In the end, Patrick babysat the girls in the flat, while James and Ella went out for dinner together and talked a lot more. And then when James and Ella got home, they played poker with Patrick, and James put his Maine-gained skills into practice and thrashed both of them, ending up with a hundred and thirty-seven extra-long matches to Patrick’s three and Ella’s ten.
* * *
James looked out of the windows towards the park. He wasn’t appreciating the view as much as usual. You couldn’t pass an entire Sunday evening just sitting on a sofa. He hadn’t planned anything this evening, imagining that he’d be grateful for some peace and quiet after Ella, Patrick and the girls had left. But now they’d been gone for fifteen minutes and the flat, and the rest of the day, just felt remarkably empty.
Right. He was going to call Cassie. Let her know how yesterday had gone and ask her how she was.
No. He was going to text her. He couldn’t deal with any more emotion this weekend.

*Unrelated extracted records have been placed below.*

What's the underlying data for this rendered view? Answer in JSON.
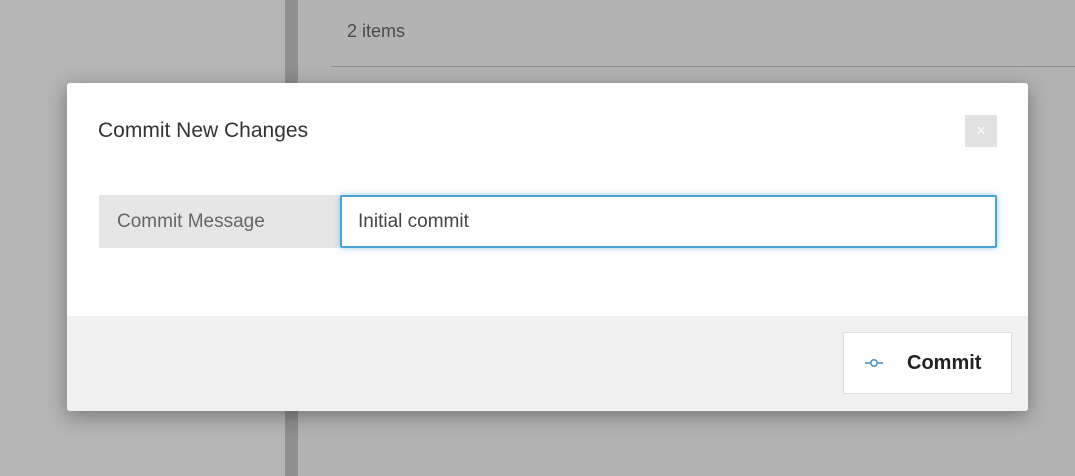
{
  "background": {
    "item_count": "2 items"
  },
  "modal": {
    "title": "Commit New Changes",
    "close_symbol": "×",
    "field": {
      "label": "Commit Message",
      "value": "Initial commit"
    },
    "commit_button": {
      "icon": "git-commit-icon",
      "label": "Commit"
    }
  },
  "colors": {
    "input_focus_border": "#4aa3d8",
    "commit_icon": "#4a90c8"
  }
}
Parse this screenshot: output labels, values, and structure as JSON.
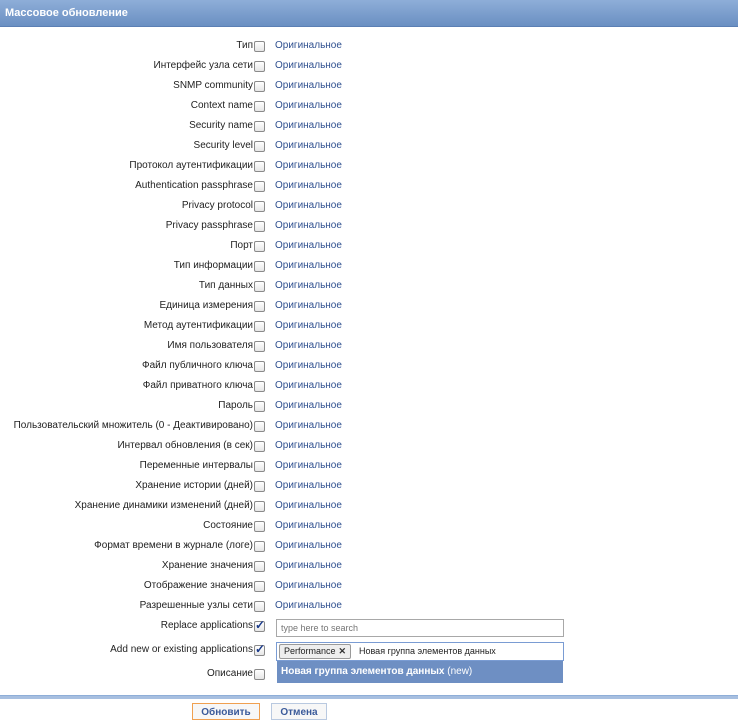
{
  "window": {
    "title": "Массовое обновление"
  },
  "rows": [
    {
      "label": "Тип",
      "value": "Оригинальное",
      "checked": false
    },
    {
      "label": "Интерфейс узла сети",
      "value": "Оригинальное",
      "checked": false
    },
    {
      "label": "SNMP community",
      "value": "Оригинальное",
      "checked": false
    },
    {
      "label": "Context name",
      "value": "Оригинальное",
      "checked": false
    },
    {
      "label": "Security name",
      "value": "Оригинальное",
      "checked": false
    },
    {
      "label": "Security level",
      "value": "Оригинальное",
      "checked": false
    },
    {
      "label": "Протокол аутентификации",
      "value": "Оригинальное",
      "checked": false
    },
    {
      "label": "Authentication passphrase",
      "value": "Оригинальное",
      "checked": false
    },
    {
      "label": "Privacy protocol",
      "value": "Оригинальное",
      "checked": false
    },
    {
      "label": "Privacy passphrase",
      "value": "Оригинальное",
      "checked": false
    },
    {
      "label": "Порт",
      "value": "Оригинальное",
      "checked": false
    },
    {
      "label": "Тип информации",
      "value": "Оригинальное",
      "checked": false
    },
    {
      "label": "Тип данных",
      "value": "Оригинальное",
      "checked": false
    },
    {
      "label": "Единица измерения",
      "value": "Оригинальное",
      "checked": false
    },
    {
      "label": "Метод аутентификации",
      "value": "Оригинальное",
      "checked": false
    },
    {
      "label": "Имя пользователя",
      "value": "Оригинальное",
      "checked": false
    },
    {
      "label": "Файл публичного ключа",
      "value": "Оригинальное",
      "checked": false
    },
    {
      "label": "Файл приватного ключа",
      "value": "Оригинальное",
      "checked": false
    },
    {
      "label": "Пароль",
      "value": "Оригинальное",
      "checked": false
    },
    {
      "label": "Пользовательский множитель (0 - Деактивировано)",
      "value": "Оригинальное",
      "checked": false
    },
    {
      "label": "Интервал обновления (в сек)",
      "value": "Оригинальное",
      "checked": false
    },
    {
      "label": "Переменные интервалы",
      "value": "Оригинальное",
      "checked": false
    },
    {
      "label": "Хранение истории (дней)",
      "value": "Оригинальное",
      "checked": false
    },
    {
      "label": "Хранение динамики изменений (дней)",
      "value": "Оригинальное",
      "checked": false
    },
    {
      "label": "Состояние",
      "value": "Оригинальное",
      "checked": false
    },
    {
      "label": "Формат времени в журнале (логе)",
      "value": "Оригинальное",
      "checked": false
    },
    {
      "label": "Хранение значения",
      "value": "Оригинальное",
      "checked": false
    },
    {
      "label": "Отображение значения",
      "value": "Оригинальное",
      "checked": false
    },
    {
      "label": "Разрешенные узлы сети",
      "value": "Оригинальное",
      "checked": false
    }
  ],
  "replace_applications": {
    "label": "Replace applications",
    "checked": true,
    "placeholder": "type here to search"
  },
  "add_applications": {
    "label": "Add new or existing applications",
    "checked": true,
    "tag": "Performance",
    "typed": "Новая группа элементов данных",
    "suggestion": "Новая группа элементов данных",
    "suggestion_suffix": "(new)"
  },
  "description": {
    "label": "Описание",
    "checked": false
  },
  "buttons": {
    "update": "Обновить",
    "cancel": "Отмена"
  },
  "colors": {
    "header": "#7b9bcb",
    "link": "#2e4f8f",
    "suggest_bg": "#6e8fc3"
  }
}
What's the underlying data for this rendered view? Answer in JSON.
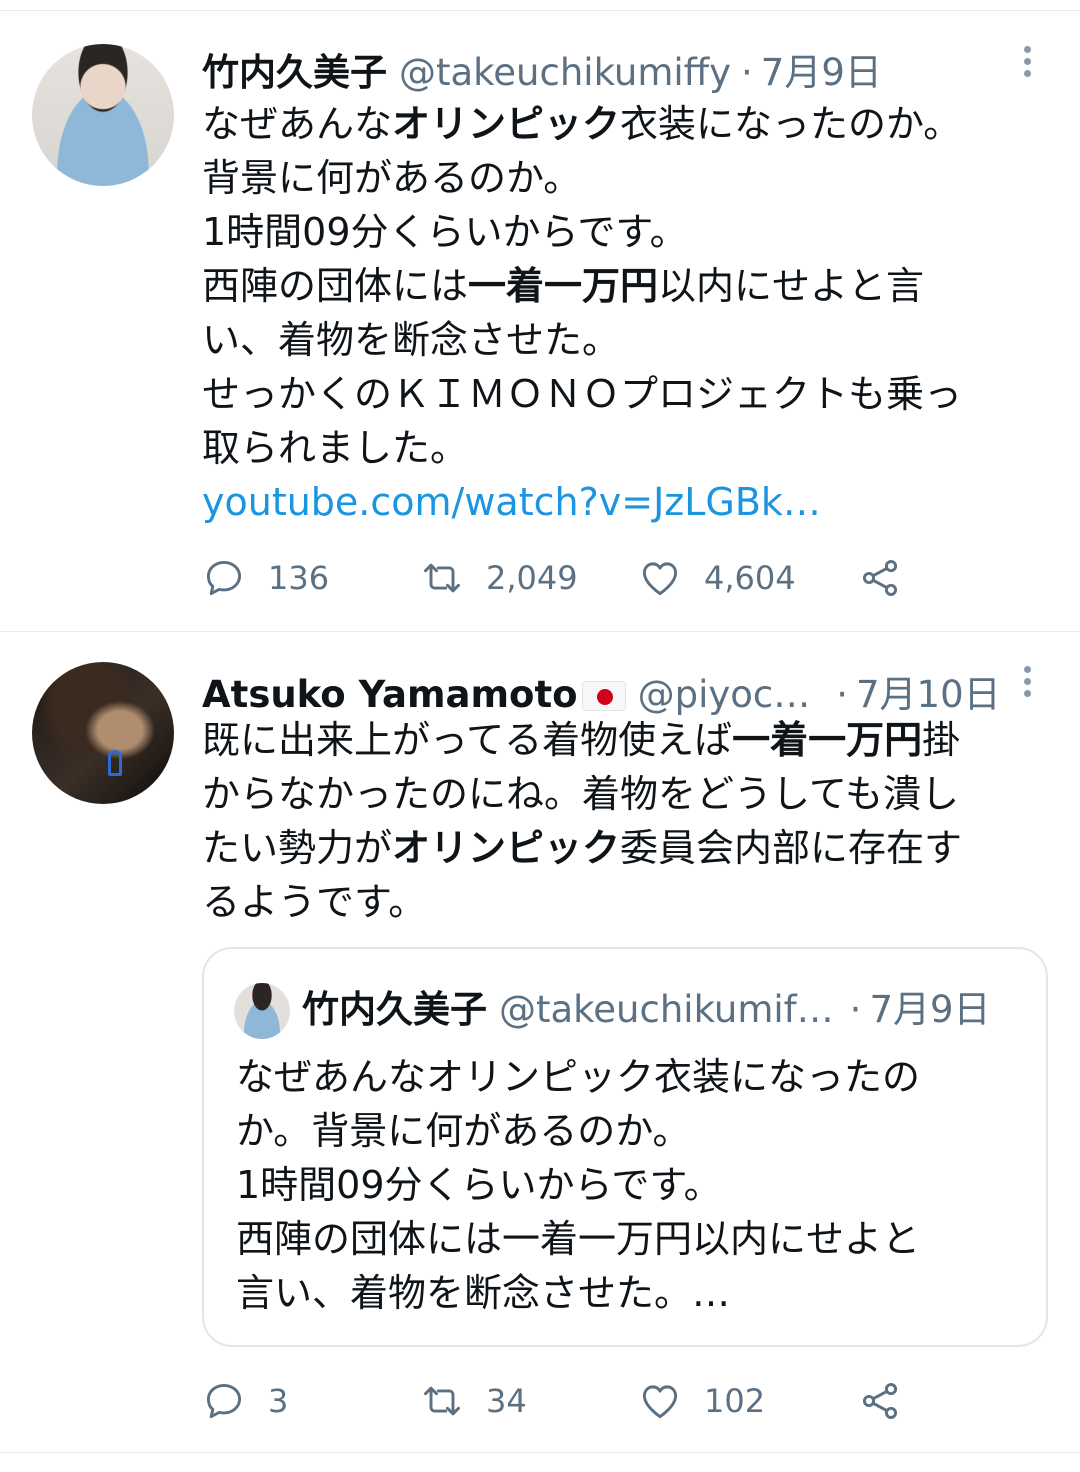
{
  "tweets": [
    {
      "author_name": "竹内久美子",
      "handle": "@takeuchikumiffy",
      "separator": "·",
      "date": "7月9日",
      "lines": [
        [
          "なぜあんな",
          "オリンピック",
          "衣装になったのか。"
        ],
        [
          "背景に何があるのか。"
        ],
        [
          "1時間09分くらいからです。"
        ],
        [
          "西陣の団体には",
          "一着一万円",
          "以内にせよと言"
        ],
        [
          "い、着物を断念させた。"
        ],
        [
          "せっかくのＫＩＭＯＮＯプロジェクトも乗っ"
        ],
        [
          "取られました。"
        ]
      ],
      "link": "youtube.com/watch?v=JzLGBk…",
      "replies": "136",
      "retweets": "2,049",
      "likes": "4,604"
    },
    {
      "author_name": "Atsuko Yamamoto",
      "handle": "@piyoc…",
      "separator": "·",
      "date": "7月10日",
      "lines": [
        [
          "既に出来上がってる着物使えば",
          "一着一万円",
          "掛"
        ],
        [
          "からなかったのにね。着物をどうしても潰し"
        ],
        [
          "たい勢力が",
          "オリンピック",
          "委員会内部に存在す"
        ],
        [
          "るようです。"
        ]
      ],
      "quote": {
        "author_name": "竹内久美子",
        "handle": "@takeuchikumif…",
        "separator": "·",
        "date": "7月9日",
        "lines": [
          "なぜあんなオリンピック衣装になったの",
          "か。背景に何があるのか。",
          "1時間09分くらいからです。",
          "西陣の団体には一着一万円以内にせよと",
          "言い、着物を断念させた。…"
        ]
      },
      "replies": "3",
      "retweets": "34",
      "likes": "102"
    }
  ],
  "icons": {
    "reply": "reply-icon",
    "retweet": "retweet-icon",
    "like": "heart-icon",
    "share": "share-icon",
    "more": "more-options-icon"
  },
  "colors": {
    "text": "#0f1419",
    "secondary": "#5b7083",
    "link": "#1b95e0",
    "divider": "#e6ecf0"
  }
}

He really, really missed her.
He wished so much that they could be together. But they couldn’t be. Cassie wanted children. And babies needed to be adored andwantedby both their parents. Like Ella’s girls. And not like Leonie. Babies should never be let down in any way by the adults in their lives.
Of course, if he and Cassie got together and tried for a baby, maybe it wouldn’t happen. But that would be awful too. Cassie would be devastated, and James… wouldn’t be.
Yep. Best just to stay in touch in a relatively distant way.
Hi Cassie. Thanks so much for the chat yesterday. The one step at a time thing really worked. I got through the whole day and, to my surprise, it was great. Ella and I have got a lot closer again. We talked a lot about Leonie. Thank you. Demon slaying works… Planning to talk properly to my friends more too. How are things with you? What have you been up to? How are the animals? Laura? Dina? Jx
And now he was going to see if Matt and their friend Josh were up for a quick Sunday pint. Since they were his actual best friends and he had not had sex with them, nor was he wondering whether he would or would not ever want to try for a baby with them.